Old Research Activities
During my Ph.D
(from 2002 to 2005,
in the RESO Team
at the LIP lab,
ENS Lyon, France),
I was working on Distributed File System in Clusters
with Loïc Prylli, Olivier Glück, and Pascal Vicat-Blanc Primet.
My Ph.D dissertation is available
here.
Main Topics
Efficient Usage of the I/O Architecture when Distributing Files in Clusters
Existing projects focus on data and workload striping and parallelizing
to provide scalable servers that can sustend high performance needs of
clusters file access.
System Area Network that are available in this environment are not fully used.
We developed
ORFA to study the impact of an efficient
usage of such network when accessing remote files.
This work may later be used as a underlying layer to enhance network usage
in existing parallel file systems.
Dealing with Memory Registration in the Linux File System Stack
We ported the ORFA client into the Linux kernel (
ORFS)
to benefit from VFS metadata caches.
Memory registration caused several issues to appear.
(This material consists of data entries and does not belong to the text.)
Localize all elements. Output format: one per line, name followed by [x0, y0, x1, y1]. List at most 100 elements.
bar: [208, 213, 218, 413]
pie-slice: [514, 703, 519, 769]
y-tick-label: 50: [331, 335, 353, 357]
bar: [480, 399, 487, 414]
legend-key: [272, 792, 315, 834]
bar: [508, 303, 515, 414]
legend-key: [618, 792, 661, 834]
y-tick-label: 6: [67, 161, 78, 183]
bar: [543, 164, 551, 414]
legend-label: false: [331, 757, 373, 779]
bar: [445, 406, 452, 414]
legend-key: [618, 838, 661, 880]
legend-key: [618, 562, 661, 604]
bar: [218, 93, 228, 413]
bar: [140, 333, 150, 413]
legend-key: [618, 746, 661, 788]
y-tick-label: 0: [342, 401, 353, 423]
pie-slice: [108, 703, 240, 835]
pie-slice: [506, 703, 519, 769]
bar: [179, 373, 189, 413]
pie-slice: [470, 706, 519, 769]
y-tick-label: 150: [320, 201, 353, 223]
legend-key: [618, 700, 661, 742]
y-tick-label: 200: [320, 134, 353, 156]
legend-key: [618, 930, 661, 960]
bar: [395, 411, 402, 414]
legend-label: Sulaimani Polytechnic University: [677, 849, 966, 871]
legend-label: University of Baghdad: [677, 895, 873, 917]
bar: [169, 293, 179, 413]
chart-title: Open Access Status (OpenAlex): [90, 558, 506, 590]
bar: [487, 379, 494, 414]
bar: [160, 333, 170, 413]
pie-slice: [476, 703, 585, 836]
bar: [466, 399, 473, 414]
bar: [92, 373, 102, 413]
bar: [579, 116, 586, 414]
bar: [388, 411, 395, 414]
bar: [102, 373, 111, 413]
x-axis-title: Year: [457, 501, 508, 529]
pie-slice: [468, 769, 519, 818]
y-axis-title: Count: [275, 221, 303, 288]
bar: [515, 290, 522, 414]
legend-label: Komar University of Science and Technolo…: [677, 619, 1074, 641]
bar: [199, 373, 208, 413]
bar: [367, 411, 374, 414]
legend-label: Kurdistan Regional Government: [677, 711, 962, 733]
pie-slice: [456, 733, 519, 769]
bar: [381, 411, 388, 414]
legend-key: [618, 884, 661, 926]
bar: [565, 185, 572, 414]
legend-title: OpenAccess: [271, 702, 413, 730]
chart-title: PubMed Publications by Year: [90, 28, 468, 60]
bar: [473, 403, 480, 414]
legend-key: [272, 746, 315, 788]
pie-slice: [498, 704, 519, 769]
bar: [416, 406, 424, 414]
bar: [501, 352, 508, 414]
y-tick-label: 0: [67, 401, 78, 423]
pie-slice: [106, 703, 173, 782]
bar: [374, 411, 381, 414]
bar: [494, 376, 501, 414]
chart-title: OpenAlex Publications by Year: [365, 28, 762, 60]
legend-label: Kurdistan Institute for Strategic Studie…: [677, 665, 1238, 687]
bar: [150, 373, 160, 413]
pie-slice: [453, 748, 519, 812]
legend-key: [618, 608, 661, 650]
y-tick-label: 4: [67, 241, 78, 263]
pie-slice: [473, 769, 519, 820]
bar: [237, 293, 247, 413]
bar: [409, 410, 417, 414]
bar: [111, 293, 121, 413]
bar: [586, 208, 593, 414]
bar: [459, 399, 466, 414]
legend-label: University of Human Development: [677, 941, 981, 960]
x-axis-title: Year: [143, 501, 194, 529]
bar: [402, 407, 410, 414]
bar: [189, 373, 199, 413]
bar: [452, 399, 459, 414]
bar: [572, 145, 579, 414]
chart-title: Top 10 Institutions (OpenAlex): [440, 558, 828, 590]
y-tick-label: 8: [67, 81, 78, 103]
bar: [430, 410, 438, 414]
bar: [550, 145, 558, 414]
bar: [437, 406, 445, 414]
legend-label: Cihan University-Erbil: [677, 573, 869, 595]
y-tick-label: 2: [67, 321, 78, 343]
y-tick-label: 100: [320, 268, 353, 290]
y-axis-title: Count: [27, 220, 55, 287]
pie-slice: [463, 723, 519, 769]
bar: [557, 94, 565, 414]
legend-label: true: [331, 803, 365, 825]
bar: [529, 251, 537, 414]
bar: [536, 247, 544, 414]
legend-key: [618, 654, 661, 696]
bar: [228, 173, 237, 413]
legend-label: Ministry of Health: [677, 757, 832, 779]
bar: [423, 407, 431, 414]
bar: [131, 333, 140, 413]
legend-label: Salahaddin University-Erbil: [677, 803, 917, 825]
I developed several patches to make GM registration model usable inside
the kernel with user-memory.
I also developed
GMKRC to enhance ORFS registration.
This required to add a address space tracing infrastructure in the Linux
kernel. This is what
VMASpy aims at.
MX support for in-kernel applications and file systems
MX (Myrinet Express) is the new Myrinet driver.
We work with Myricom to enable in-kernel application such as file-systems to
fully benefit from the MX performance improvement.
This especially includes proposing the entire MX API in the kernel so that
both user and kernel memory and even physical memory might be used in communications.
This work is based on our work on GM. It is already included in MX CVS.
Transparent User-Level Remote File Access
ORFA client is implemented as a shared library that
transparently intercepts I/O calls from any legacy applications.
No application rewriting or recompiling is required to get full support
for remote files manipulations.
Moreover local file access is still available without any library
compatibility troubles.
Mixing Myrinet Networks with Standard I/O
Trying to make
ORFA server as efficient as
possible, we faced the problem of efficiently mixing Myrinet I/O
with standard I/O. I wrote several patches to get BIP events
through the epoll interface.
Softwares
ORFA - Optimized Remote Filesystem Access
ORFA allows user-level access to remote file system using
the
LD_PRELOAD environment variable in the client.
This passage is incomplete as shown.